Table 6. XAI Average Single Sample Execution Time.

Model	Time (S)
SHAP	0.001342
LIME	0.272947
PDP	0.73937
PDI	0.339744

reports the average execution time for each XAI method used in the first layer to extract and rank features for a single sample. It should be noted that these methods are executed in parallel across different threads, resulting in an average increase of only 0.73 s for the feature ranking process. Importantly, this overhead does not make HXRF a slow algorithm, as XAI is applied solely during training for feature selection and is not used in the online prediction phase. Consequently, HXRF achieves faster predictions than the baseline models, requiring the extraction of only 12 features compared to 80 in the full-feature approach.

6. Conclusions

This paper introduced a hybrid explainability-driven feature selection framework designed to improve phishing website detection while maintaining interpretability and computational efficiency. A comprehensive dataset was constructed from four different sources, yielding nearly half a million samples with a realistic distribution of 300,000 phishing and 200,000 legitimate webpages. Four XAI algorithms—SHAP, LIME, PDP, and PDI—were applied to identify relevant features from the dataset.
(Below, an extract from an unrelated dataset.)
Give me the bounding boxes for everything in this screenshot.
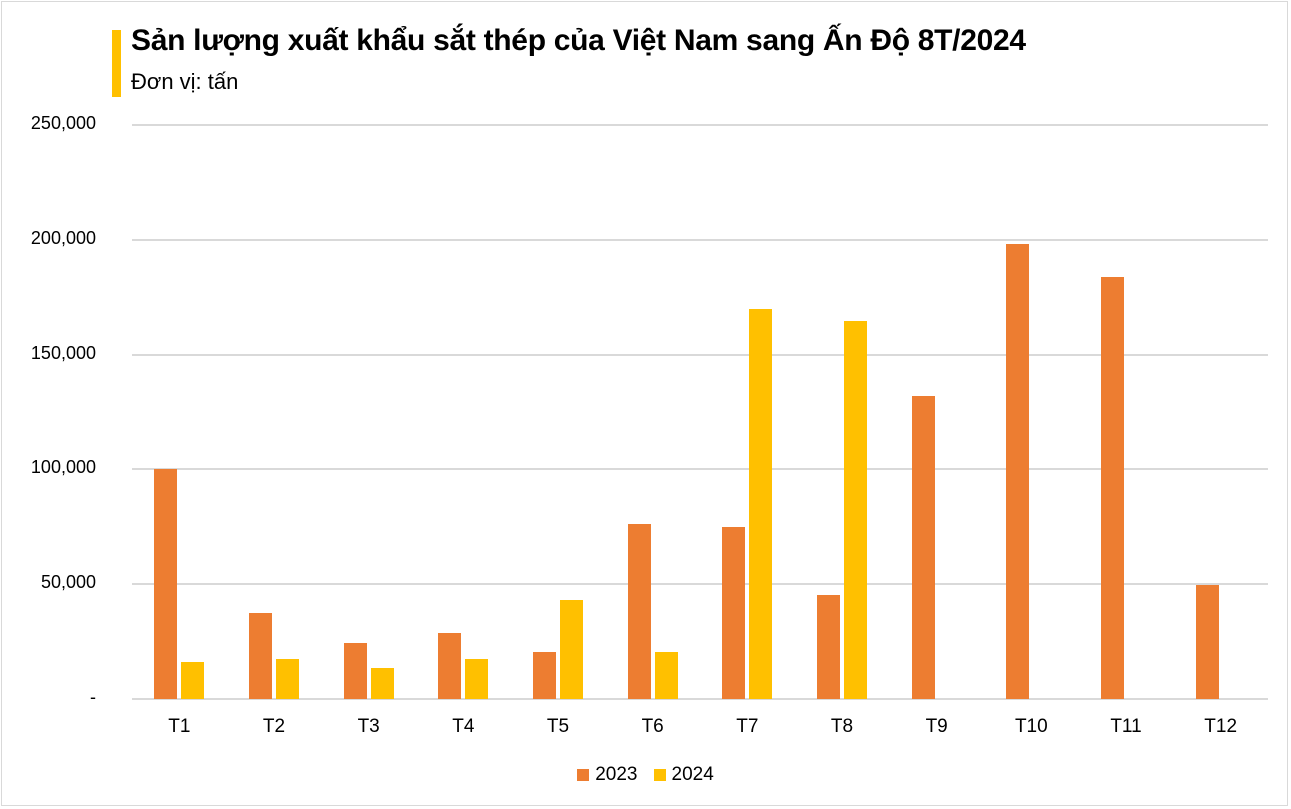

While the individual methods provided complementary insights, their direct union included redundant and low-impact attributes. To address this, we introduced the HXRF approach, which applies thresholding to the union of XAI-selected features, thereby producing a more compact and discriminative feature set.

Using this optimized feature subset, a Random Forest classifier was trained and validated on a randomly selected test set of 2000 webpages. The model demonstrated high predictive capability, achieving 98.2% accuracy and maintaining strong performance across precision, recall, and F1 metrics. The confusion matrix indicated balanced performance across both phishing and legitimate classes, confirming the robustness of the model and the effectiveness of the feature selection strategy.

Overall, the results show that combining multi-source data with multi-method XAI and thresholded feature refinement enhances both detection accuracy and interpretability. Beyond phishing detection, the HXRF framework is broadly applicable to other cybersecurity tasks, such as malware classification, network intrusion detection, and fraud detection, where feature interpretability and selection are critical. Additionally, the approach could be adapted to non-cybersecurity domains, including medical diagnosis, financial risk assessment, or any scenario where high-dimensional datasets require explainable and efficient feature selection. By providing a scalable and reliable foundation, HXRF highlights the value of explainability-guided feature engineering for both specialized and general machine learning applications. Future work may extend this approach to deep learning models, online detection systems, or adaptive feature selection in dynamic environments.